The immediate reaction saw the domestic Chinese market plunge -6.9% and temporarily shut, a reaction that further amplified fears globally. However, it is important to remember that – unlike in most other major economies – this market is neither reflective of nor reflexive on the economy, given its predominantly retail and very narrow investor base.

As such, it is susceptible to violent moves in either direction. It is vital not to mistake this market’s signals for significance and likewise not to misread the underlying economic data. Indeed, we believe a closer examination of the real world data shows a story far more benign than the market’s worst fears; a path of gradual slowing growth which we believe will lead to a rebalanced and healthier economy, rather than a hard landing unfolding.”

Rebalancing growth

“This week’s data fits well into the continuation of these trends. Economic rebalancing, which will drive China’s growth and wealth creation through the next decades, has been borne out in the figures. Witness, whilst the (old economy) manufacturing PMIs have been contracting for some time now, the (new economy) service counterparts have held up well. Services have played a key role in supporting the overall growth level and are now almost 50% of the Chinese economy, as well as being responsible for almost 80% of GDP growth.”

Chinese PMIs (LHS) and year-on-year GDP growth (RHS)

neptune china 1

Source: Bloomberg & Neptune Research, January 2016.

“The same pattern is evidenced in the impact that primary, secondary and tertiary industries have on China’s overall economic growth profile, as demonstrated below.”

The contribution of tertiary industries is rising

neptune china 2.jpg

Source: Bloomberg & Neptune Research, January 2016.

A controlled shift

“Although overall growth has slowed, crucially, this decline has been controlled.

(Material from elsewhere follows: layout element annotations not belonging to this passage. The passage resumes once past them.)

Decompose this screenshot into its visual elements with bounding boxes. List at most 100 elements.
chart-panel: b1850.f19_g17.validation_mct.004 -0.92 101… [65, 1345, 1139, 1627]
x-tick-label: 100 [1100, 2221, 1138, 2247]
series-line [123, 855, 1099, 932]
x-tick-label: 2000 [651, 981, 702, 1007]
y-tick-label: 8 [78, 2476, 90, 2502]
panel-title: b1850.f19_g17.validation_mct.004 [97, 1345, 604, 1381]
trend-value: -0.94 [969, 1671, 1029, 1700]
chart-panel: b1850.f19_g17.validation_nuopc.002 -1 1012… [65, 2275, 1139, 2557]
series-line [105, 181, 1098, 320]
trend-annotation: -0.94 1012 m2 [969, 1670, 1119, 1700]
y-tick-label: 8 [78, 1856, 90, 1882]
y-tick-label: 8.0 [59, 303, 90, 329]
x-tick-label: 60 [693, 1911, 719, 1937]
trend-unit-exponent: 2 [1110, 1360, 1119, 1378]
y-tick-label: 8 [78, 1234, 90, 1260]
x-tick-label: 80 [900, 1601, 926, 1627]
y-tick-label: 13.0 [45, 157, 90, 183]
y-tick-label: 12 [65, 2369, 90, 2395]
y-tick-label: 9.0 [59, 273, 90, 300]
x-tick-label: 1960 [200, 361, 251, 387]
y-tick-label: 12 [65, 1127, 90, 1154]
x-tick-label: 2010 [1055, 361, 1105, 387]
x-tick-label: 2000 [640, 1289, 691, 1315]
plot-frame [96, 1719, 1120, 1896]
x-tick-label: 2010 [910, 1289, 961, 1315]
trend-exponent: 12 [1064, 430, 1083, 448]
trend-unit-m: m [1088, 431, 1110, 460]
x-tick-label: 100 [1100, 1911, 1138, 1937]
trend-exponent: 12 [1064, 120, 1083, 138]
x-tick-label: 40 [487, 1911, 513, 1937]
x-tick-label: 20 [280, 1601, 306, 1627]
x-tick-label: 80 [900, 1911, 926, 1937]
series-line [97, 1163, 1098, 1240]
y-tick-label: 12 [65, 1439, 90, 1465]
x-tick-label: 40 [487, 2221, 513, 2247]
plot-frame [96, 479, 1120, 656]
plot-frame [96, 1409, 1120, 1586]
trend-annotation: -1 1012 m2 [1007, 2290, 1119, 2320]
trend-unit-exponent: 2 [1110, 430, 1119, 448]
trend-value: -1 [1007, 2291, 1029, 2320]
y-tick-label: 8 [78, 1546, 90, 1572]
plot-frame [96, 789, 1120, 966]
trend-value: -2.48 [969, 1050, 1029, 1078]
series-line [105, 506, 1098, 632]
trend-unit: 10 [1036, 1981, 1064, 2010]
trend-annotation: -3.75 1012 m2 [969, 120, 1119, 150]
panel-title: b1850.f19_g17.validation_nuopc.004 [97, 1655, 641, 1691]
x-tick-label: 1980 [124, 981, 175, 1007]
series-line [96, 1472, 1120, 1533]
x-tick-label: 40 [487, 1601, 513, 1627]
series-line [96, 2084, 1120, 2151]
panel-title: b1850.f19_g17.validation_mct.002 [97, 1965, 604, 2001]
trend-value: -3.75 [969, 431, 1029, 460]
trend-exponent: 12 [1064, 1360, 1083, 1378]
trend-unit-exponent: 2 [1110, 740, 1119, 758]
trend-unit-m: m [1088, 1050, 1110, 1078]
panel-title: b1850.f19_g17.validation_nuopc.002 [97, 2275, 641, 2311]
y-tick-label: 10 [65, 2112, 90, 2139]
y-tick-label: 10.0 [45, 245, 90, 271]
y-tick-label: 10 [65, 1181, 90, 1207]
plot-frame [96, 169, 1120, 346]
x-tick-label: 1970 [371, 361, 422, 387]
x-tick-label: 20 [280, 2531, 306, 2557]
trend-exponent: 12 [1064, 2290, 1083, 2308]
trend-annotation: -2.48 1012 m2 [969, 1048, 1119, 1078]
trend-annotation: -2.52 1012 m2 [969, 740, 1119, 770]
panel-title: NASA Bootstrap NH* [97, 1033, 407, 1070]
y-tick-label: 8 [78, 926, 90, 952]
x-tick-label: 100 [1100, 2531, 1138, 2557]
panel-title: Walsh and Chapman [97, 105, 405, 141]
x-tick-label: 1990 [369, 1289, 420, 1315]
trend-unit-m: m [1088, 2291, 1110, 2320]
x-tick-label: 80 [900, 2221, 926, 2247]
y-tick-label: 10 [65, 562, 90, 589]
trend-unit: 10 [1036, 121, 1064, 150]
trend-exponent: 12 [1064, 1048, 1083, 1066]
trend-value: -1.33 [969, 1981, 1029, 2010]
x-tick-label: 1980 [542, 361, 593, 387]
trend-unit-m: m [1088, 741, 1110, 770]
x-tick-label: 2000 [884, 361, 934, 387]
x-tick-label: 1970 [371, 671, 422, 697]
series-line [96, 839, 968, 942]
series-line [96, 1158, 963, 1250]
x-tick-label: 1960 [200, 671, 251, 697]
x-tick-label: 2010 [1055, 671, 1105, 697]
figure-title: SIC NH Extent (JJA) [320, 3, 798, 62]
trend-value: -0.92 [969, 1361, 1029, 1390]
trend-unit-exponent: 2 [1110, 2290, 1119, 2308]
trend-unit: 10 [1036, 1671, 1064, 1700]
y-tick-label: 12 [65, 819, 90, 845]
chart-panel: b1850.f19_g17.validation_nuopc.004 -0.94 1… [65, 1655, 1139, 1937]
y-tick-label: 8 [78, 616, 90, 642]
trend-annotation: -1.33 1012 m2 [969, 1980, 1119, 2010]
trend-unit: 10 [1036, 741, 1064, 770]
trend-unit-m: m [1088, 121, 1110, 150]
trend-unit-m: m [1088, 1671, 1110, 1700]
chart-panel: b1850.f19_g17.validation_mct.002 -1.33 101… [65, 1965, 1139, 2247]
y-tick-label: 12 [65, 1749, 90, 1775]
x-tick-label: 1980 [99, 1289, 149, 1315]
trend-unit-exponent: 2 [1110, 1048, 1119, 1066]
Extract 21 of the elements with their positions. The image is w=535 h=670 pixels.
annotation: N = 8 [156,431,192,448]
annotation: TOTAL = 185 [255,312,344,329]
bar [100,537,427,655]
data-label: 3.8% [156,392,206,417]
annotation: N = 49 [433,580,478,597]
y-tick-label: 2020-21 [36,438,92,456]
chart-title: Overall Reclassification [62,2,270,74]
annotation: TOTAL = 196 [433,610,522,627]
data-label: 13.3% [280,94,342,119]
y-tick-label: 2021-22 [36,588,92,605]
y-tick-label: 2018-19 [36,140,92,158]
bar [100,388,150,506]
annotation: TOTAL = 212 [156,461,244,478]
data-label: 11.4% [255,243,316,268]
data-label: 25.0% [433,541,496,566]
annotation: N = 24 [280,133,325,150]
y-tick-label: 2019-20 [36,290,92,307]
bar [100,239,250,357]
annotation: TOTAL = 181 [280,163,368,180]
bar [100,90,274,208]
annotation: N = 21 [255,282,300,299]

It should be understood that the longer-term trend of slowing is inevitable, not least due to the law of large numbers but more importantly due to the process of economic rebalancing. Whilst the broad trend is indeed to a slower economy over time, the government stands willing and able to manage that decline with substantial fiscal and monetary firepower – as yet unused – at its disposal. Furthermore, China has a unique political economy which allows for pre-emptive action to see off potential crises, most crucially in the financial system.”

Micro outlook

“Further evidence of this shift within China’s economic base can be found at a slightly more micro level. Whereas fixed asset investment growth has been slowing very substantially over the last few years, due both to the aforementioned law of large numbers and concerns around previous investment having been too fast or inefficient, retail sales have continued to demonstrate great resiliency.”

Retail sales versus fixed asset investment

 neptune china 3

Source: Bloomberg & Neptune Research, January 2016.

 

Income growth remains strong

“This is the China – one of a continually evolving consumer benefiting from around 10% per annum real urban income growth; one of fiscal expansion and monetary accommodation; one ultimately of slower but better quality GDP growth – that Neptune sees. As such, our confidence in China’s systemic stability and growth environment allows us to continue to position our funds for good global growth, unencumbered by fears of an exogenous Chinese shock, albeit in a world of diminished incremental demand for commodities. This real world view also drives our high conviction positioning in companies benefiting from this dynamic vision of China’s future, both domestically and internationally, across our range of funds, such is the global reach and application of Neptune’s real world research process.”